Little in football has changed in that the chairmen and directors of the clubs can make appalling decisions and get away with them, and carry on blame free.

Bill's gates: Nicholson virtually built Tottenham into the club it is today, all on less than £200 a week
Bill’s gates: Nicholson virtually built Tottenham into the club it is today, all on less than £200 a week

Anybody with their ear to the ground in football knew that the appointment of Di Canio at Sunderland could only end in tears.

How on earth could the Sunderland board not have known what everybody else in the game knew? I am sure the chairman, the American, Ellis Short, did not make his billions by failing to do his homework in business, so why be so casual and naïve when appointing the manager of one of our, traditionally, great clubs?

I wonder what Clown Prince Len Shackleton would have made of it all? Clowns the lot of them.

Anybody with Spurs leanings reading this might like to let me have a Bill Nicholson memory or tribute of their own.

Please email me at billnick@normangillerbooks.com.

I want the book to have the voice of the supporters who knew what he meant to the soul and spirit of Spurs. They would all have wanted to see that he was paid properly.

I WAS SADDENED but not surprised to read that Jimmy Hill’s family have announced that one of football’s greatest brains is suffering from Alzheimer’s. It is the curse of old footballers, paying the price for heading those old leather footballs.

At kick-off, the balls weighed the same 16 ounces as today’s, but because they were not water resistant, by the end of a match, often played on a mud-heap pitch, they were often twice as heavy.

Jimmy headed the ball a lot when playing for Fulham, but managed to have the sharpest brain in the game for many years. He was the player who led the fight against the maximum wage, the manager who was light years ahead with his ideas at Coventry City, a lively chairman at Craven Cottage, and a broadcaster who brought a fresh way to look at the game to our television sets.

But I knew he was in trouble with his memory before most. Just after he had joined Sky from the Beeb to anchor what is now the Sunday Supplement I approached him about appearing on what was planned as a relaunch of my 1980s show, Who’s the Greatest?

Jimmy Hill: all modern footballers owe him an immense debt
Jimmy Hill: all modern footballers owe him an immense debt

Jimmy did not have a clue who I was. I know I am once-seen-easily-forgotten, but I had interviewed him scores of times during his playing and managing days and in my TV critic days I used to meet him regularly in the studio.

I scripted his This Is Your Life tribute from Michael Aspel, and as he held the big Red Book at the end of the show Jimmy told me: “I have had the best of lives.”
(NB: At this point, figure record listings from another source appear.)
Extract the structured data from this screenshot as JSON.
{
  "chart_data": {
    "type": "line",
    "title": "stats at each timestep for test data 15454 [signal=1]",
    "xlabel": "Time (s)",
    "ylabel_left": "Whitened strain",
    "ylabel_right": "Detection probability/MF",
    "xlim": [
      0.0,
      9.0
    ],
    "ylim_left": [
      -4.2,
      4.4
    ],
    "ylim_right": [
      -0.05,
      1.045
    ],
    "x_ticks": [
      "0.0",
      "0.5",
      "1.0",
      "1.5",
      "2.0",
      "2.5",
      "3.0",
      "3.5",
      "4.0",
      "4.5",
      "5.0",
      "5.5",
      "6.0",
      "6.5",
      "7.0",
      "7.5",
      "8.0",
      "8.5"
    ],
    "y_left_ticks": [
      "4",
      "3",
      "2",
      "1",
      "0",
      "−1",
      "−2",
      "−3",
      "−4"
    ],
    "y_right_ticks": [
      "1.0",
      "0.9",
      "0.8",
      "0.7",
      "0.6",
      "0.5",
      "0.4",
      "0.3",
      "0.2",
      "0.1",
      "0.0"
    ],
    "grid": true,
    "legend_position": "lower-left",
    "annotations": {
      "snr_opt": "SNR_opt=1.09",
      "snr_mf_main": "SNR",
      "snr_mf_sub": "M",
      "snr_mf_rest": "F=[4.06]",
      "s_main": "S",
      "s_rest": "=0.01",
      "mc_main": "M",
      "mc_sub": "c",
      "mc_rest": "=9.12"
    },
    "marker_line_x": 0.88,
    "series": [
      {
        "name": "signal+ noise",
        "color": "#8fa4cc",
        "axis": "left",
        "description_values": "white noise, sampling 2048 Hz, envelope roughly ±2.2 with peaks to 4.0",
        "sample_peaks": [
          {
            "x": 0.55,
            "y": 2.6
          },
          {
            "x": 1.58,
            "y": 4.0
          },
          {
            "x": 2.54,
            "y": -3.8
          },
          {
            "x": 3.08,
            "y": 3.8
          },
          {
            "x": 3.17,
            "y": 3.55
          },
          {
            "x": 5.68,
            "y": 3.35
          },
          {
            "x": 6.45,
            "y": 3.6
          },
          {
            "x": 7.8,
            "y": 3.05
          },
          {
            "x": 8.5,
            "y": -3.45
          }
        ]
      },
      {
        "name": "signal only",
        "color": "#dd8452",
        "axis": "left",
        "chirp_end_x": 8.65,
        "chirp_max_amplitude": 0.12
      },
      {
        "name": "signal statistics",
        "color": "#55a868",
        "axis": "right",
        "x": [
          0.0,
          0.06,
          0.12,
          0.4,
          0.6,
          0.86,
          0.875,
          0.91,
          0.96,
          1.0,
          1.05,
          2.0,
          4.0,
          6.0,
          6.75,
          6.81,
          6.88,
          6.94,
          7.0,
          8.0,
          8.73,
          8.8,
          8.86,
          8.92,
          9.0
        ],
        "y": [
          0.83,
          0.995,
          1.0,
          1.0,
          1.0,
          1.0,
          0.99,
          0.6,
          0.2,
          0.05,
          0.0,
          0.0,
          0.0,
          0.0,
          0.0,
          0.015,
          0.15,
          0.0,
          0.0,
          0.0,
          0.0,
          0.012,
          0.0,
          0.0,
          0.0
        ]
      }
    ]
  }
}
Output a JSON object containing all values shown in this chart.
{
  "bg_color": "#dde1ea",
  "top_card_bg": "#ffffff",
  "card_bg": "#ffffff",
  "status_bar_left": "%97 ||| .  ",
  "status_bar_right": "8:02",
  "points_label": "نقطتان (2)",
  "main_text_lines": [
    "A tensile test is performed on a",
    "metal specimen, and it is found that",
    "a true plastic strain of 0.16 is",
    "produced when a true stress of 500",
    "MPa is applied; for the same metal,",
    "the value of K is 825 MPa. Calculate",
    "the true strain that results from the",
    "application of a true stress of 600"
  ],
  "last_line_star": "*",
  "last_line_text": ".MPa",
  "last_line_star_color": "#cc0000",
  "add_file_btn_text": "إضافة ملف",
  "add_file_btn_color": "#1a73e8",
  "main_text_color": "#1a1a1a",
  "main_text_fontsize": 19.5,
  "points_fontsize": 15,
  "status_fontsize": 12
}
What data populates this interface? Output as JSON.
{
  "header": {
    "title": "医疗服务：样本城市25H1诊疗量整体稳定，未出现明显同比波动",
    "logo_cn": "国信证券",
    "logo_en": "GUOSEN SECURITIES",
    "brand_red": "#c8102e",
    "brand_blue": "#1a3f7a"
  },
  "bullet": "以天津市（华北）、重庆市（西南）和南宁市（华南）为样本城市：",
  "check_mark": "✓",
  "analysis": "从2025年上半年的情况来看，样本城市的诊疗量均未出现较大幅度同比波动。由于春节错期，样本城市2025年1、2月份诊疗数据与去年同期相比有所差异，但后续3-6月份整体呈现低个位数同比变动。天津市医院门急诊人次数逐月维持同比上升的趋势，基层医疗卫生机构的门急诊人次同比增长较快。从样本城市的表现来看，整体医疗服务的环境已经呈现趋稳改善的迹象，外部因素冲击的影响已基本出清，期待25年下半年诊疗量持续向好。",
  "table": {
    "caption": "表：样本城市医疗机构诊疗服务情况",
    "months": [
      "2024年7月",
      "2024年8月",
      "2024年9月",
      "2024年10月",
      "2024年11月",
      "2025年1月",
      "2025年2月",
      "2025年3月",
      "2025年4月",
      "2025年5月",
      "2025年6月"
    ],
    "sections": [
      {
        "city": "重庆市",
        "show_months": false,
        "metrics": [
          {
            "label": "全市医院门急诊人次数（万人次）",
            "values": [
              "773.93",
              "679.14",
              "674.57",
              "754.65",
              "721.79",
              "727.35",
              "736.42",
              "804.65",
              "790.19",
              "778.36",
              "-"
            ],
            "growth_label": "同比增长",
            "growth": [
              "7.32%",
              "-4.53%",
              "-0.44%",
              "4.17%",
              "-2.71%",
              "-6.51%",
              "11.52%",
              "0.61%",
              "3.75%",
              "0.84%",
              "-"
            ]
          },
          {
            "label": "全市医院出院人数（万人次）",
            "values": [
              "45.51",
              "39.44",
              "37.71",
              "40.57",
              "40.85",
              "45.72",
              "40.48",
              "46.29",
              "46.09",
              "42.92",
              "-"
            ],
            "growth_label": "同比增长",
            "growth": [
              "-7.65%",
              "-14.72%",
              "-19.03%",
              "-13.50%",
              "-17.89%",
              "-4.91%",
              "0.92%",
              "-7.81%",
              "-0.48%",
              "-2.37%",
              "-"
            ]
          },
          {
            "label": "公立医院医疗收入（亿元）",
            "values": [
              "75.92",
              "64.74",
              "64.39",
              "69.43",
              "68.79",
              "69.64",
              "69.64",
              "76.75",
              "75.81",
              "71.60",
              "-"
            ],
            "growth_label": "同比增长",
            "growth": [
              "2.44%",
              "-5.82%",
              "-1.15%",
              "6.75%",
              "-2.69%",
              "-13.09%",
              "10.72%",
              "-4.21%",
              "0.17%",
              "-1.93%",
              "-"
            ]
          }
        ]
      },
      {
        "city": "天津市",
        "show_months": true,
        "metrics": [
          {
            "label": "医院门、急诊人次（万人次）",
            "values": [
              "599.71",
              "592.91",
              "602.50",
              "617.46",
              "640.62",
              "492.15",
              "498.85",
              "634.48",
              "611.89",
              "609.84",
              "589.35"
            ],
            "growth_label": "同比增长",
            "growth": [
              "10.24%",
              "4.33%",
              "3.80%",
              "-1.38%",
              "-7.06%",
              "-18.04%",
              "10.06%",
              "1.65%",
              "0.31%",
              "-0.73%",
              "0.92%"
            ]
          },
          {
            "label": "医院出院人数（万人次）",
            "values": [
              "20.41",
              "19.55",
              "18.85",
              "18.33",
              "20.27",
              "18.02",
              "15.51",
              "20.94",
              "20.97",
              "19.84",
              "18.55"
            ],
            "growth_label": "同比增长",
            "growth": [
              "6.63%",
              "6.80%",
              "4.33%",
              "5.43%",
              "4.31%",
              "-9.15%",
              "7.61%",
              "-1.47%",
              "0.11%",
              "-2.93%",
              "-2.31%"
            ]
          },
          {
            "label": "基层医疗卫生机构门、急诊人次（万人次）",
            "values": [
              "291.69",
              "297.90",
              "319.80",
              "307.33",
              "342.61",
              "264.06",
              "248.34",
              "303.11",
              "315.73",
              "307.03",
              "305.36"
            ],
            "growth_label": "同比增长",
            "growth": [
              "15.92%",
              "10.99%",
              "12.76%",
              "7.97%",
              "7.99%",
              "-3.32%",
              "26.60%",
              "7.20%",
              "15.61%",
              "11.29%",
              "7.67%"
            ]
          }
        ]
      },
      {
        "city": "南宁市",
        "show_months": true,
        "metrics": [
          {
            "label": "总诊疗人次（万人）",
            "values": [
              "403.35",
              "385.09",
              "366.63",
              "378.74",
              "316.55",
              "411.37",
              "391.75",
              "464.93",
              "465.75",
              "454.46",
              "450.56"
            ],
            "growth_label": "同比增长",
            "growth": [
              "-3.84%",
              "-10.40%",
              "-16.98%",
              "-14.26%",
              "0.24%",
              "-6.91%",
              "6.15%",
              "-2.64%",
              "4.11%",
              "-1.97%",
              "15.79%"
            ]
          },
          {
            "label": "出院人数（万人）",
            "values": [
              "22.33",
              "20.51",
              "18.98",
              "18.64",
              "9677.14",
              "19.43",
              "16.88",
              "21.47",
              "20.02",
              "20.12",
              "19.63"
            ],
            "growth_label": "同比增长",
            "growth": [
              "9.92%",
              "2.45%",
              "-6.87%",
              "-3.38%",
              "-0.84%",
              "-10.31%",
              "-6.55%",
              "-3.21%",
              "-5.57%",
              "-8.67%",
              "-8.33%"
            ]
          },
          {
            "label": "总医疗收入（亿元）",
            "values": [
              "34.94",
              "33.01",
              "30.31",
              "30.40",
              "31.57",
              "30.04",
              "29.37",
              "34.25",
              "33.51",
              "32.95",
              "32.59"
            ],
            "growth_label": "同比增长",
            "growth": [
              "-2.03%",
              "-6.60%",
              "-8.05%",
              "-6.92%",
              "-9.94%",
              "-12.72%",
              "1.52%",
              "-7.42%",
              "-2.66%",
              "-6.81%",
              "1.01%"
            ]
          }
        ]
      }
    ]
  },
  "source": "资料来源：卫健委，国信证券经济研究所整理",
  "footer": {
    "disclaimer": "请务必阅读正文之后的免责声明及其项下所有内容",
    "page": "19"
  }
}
Now he has gone the same way as old footballing friends of mine including Arthur Rowe, Danny Blanchflower, Jeff Astle and, more recently, Dave Sexton – none of them knowing their own name or remembering their achievements on the football fields of England.

So, so sad. Every one of today’s footballers owe a huge debt to Jimmy Hill for what he did to bring them riches beyond belief.

Jimmy the Jaw Hill, once master of all he surveyed, remembers nothing of it. The price our heroes pay for their fame.